The Next Great Paulie Fink‘s Mitchell School is presented as a very nontraditional learning environment. It houses kindergarten through grade seven in and around a single dilapidated mansion. While the school’s staff is all equally abnormal—with a principal that starts her day by feeding goats and a science teacher that’s also the institution’s de facto coach/phys ed teacher—it’s Mags, the homeroom teacher, that I found most endearing.
Not only does she take the time to integrate the children’s own ideas, interests, and idle preoccupations into the lesson plans, she approaches the necessity of a blended curriculum by focusing on the classic disciplines, the humanities. This allows author Ali Benjamin to benchmark character and story development using, of all things, Greek vocabulary.
“Kleos,” the concept of glory through great deeds, typifies Caitlyn and her classmates’ early mission to recapture the magic of the gone-but-not-forgotten Paulie Fink. Mags’ introduction of the word “pharmakos,” a ritualized scapegoat, marks the ratcheting up of narrative tension and foreshadows the tale’s overarching conflict, while the arrival of “arete,” moral virtue, provides our young heroes with some much-needed clarity and perspective.

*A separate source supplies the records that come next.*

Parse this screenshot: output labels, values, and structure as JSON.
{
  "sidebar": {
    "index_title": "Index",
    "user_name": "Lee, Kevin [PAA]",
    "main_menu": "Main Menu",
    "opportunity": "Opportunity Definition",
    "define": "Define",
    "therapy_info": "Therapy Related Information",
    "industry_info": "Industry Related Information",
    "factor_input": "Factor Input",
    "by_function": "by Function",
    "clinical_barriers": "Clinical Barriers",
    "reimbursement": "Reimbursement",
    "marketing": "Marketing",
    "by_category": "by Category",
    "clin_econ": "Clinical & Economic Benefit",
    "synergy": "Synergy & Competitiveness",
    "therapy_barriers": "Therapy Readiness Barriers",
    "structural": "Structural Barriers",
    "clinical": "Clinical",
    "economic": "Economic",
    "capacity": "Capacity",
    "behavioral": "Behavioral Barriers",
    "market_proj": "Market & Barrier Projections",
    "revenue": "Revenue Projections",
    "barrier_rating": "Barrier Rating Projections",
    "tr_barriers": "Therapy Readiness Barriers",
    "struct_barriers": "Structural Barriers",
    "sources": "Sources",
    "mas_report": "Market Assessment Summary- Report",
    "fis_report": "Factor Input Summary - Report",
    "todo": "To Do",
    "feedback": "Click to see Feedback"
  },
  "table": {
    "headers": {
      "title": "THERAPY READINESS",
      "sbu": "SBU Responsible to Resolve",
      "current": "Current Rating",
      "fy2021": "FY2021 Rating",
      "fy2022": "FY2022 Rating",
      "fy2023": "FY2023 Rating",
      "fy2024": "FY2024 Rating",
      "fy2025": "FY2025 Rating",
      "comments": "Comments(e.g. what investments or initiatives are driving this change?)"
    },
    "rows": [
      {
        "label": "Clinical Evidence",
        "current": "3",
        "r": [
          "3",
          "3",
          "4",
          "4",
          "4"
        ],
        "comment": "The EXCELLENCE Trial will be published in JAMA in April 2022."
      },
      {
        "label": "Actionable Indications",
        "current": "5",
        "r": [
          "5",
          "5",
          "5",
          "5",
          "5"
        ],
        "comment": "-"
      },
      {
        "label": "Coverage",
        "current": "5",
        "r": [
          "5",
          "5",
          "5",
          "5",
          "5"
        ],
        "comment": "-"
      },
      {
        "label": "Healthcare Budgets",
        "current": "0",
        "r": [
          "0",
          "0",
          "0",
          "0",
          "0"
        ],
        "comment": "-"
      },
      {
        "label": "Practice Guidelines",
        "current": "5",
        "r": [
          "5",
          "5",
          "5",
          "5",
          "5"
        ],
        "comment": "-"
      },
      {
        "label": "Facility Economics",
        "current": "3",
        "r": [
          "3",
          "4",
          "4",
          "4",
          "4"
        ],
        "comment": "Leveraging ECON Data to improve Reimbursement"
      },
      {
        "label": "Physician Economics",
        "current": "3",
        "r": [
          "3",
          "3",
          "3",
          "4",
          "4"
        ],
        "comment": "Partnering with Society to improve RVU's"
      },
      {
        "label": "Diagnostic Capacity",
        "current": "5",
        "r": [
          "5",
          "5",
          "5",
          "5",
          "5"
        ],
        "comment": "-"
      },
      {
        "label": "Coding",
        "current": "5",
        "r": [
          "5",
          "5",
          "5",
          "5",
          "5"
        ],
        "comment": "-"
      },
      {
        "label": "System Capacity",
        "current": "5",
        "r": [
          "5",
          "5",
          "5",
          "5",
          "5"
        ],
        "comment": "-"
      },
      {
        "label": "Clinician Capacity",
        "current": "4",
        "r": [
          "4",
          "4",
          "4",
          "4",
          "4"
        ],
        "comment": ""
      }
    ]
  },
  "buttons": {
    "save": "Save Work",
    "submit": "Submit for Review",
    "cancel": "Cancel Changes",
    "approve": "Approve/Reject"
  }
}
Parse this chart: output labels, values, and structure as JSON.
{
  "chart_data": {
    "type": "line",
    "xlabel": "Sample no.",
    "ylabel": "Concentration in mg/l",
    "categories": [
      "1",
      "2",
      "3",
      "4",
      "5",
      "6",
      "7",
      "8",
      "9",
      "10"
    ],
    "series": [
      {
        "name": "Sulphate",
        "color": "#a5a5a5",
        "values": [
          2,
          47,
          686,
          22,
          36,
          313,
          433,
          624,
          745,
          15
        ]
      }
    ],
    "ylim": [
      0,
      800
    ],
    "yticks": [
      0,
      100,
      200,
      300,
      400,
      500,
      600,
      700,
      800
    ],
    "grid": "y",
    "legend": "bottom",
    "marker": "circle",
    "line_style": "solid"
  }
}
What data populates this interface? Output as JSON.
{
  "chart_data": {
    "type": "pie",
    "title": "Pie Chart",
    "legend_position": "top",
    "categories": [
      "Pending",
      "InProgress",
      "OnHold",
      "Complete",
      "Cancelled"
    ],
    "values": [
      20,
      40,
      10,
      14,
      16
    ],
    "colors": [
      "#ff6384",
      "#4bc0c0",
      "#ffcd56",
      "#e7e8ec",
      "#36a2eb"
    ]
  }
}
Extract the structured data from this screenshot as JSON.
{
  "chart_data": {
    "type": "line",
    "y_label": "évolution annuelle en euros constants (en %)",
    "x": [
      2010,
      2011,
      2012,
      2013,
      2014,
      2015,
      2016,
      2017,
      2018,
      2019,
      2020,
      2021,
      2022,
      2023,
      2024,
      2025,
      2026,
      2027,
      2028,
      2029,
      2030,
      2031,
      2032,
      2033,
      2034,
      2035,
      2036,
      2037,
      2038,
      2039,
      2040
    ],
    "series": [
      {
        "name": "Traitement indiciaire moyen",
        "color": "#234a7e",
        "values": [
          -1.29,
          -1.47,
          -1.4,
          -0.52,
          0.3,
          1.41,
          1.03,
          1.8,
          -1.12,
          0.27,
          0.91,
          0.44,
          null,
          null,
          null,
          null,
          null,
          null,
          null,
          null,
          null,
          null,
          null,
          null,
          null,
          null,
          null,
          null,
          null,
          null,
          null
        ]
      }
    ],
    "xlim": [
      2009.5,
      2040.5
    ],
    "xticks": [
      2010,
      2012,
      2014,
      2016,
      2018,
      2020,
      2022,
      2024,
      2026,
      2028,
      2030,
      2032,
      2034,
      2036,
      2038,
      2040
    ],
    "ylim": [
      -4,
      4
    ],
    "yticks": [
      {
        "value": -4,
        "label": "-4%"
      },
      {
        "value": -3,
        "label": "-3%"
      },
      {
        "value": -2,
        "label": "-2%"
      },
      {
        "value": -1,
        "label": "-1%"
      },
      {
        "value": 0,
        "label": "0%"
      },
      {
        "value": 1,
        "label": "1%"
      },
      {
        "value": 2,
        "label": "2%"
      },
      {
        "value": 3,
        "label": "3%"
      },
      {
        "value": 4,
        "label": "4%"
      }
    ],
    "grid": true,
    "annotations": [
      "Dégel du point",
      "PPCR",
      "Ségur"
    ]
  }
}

These all, in turn, lead to “eudaimonia.” As the seventh-graders of Mitchell School prepare for another humiliating soccer game against their crosstown rivals from Devlinshire, Mags explains the Greek concept of the life well lived. In the face of ill omens and impending doom, it is eudaimonia that challenges Caitlyn and her friends to make their best decisions even in the face of adversity.